Samuels has a slate of junior college offers, including a few schools in California, plus Otero, Seward and Cowley around the region. Division II University of Nebraska-Kearney offered him as well.

He hopes more offers from bigger schools come in soon, especially as the transfer portal situates itself, but is grateful to be in the position to go play basketball in college, somewhere, after his roller-coaster season.

Samuels’ friend, Caleb Nickerson, was shot and killed in the early morning of Sunday, Feb. 5, in a spree in Falcon that also claimed the life of another 17-year-old and sent multiple people to the hospital. Then, eight days later, 16-year-old Denver East student Luis Garcia was shot outside the school and later died from his injuries.

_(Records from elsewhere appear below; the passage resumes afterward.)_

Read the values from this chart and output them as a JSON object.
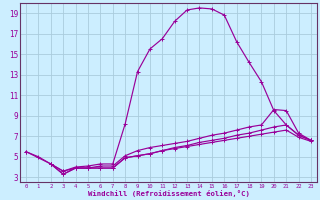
{
  "xlabel": "Windchill (Refroidissement éolien,°C)",
  "background_color": "#cceeff",
  "grid_color": "#aaccdd",
  "line_color": "#990099",
  "spine_color": "#663366",
  "xlim": [
    -0.5,
    23.5
  ],
  "ylim": [
    2.5,
    20.0
  ],
  "yticks": [
    3,
    5,
    7,
    9,
    11,
    13,
    15,
    17,
    19
  ],
  "xticks": [
    0,
    1,
    2,
    3,
    4,
    5,
    6,
    7,
    8,
    9,
    10,
    11,
    12,
    13,
    14,
    15,
    16,
    17,
    18,
    19,
    20,
    21,
    22,
    23
  ],
  "lines": [
    {
      "x": [
        0,
        1,
        2,
        3,
        4,
        5,
        6,
        7,
        8,
        9,
        10,
        11,
        12,
        13,
        14,
        15,
        16,
        17,
        18,
        19,
        20,
        21,
        22,
        23
      ],
      "y": [
        5.5,
        5.0,
        4.3,
        3.6,
        4.0,
        4.1,
        4.3,
        4.3,
        8.2,
        13.3,
        15.5,
        16.5,
        18.2,
        19.3,
        19.5,
        19.4,
        18.8,
        16.2,
        14.2,
        12.3,
        9.5,
        8.1,
        7.1,
        6.6
      ]
    },
    {
      "x": [
        0,
        2,
        3,
        4,
        5,
        6,
        7,
        8,
        9,
        10,
        11,
        12,
        13,
        14,
        15,
        16,
        17,
        18,
        19,
        20,
        21,
        22,
        23
      ],
      "y": [
        5.5,
        4.3,
        3.6,
        3.9,
        3.9,
        4.1,
        4.1,
        5.1,
        5.6,
        5.9,
        6.1,
        6.3,
        6.5,
        6.8,
        7.1,
        7.3,
        7.6,
        7.9,
        8.1,
        9.6,
        9.5,
        7.3,
        6.6
      ]
    },
    {
      "x": [
        2,
        3,
        4,
        5,
        6,
        7,
        8,
        9,
        10,
        11,
        12,
        13,
        14,
        15,
        16,
        17,
        18,
        19,
        20,
        21,
        22,
        23
      ],
      "y": [
        4.3,
        3.3,
        3.9,
        3.9,
        3.9,
        3.9,
        4.9,
        5.1,
        5.3,
        5.6,
        5.9,
        6.1,
        6.4,
        6.6,
        6.8,
        7.1,
        7.3,
        7.6,
        7.9,
        8.1,
        7.1,
        6.6
      ]
    },
    {
      "x": [
        2,
        3,
        4,
        5,
        6,
        7,
        8,
        9,
        10,
        11,
        12,
        13,
        14,
        15,
        16,
        17,
        18,
        19,
        20,
        21,
        22,
        23
      ],
      "y": [
        4.3,
        3.3,
        3.9,
        3.9,
        3.9,
        3.9,
        4.9,
        5.1,
        5.3,
        5.6,
        5.8,
        6.0,
        6.2,
        6.4,
        6.6,
        6.8,
        7.0,
        7.2,
        7.4,
        7.6,
        6.9,
        6.5
      ]
    }
  ]
}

Samuels dealt with all that amid the Angels’ late-season surge, channeling the best part of himself on the court.

“He sacrificed, and he really believed,” Denver East assistant coach Josh Hamilton said. “Once he realized where he could go — that it could do something for himself but also for his family, in terms of going to college paid for — he was on the way to becoming his own man. And when D’Aundre locked in and started really seeing the game (down the stretch), he started seeing it different, and it was clear.”

Hamilton said a D-I program would be wise to take a chance on Samuels, who might wind up at that level eventually by way of a junior college, because “coaches know what they’re getting.”

“He rises to the occasion of the competition level,” Hamilton said. “If he has to get 26 points, or if he has to get 20 rebounds, or if he has to tutor his homeboy, he’s going to do whatever it takes. He’s not going to let his team down. You’re going to get 100% from that young man. That’s a skill that can’t be taught or trained. That’s just who he is.”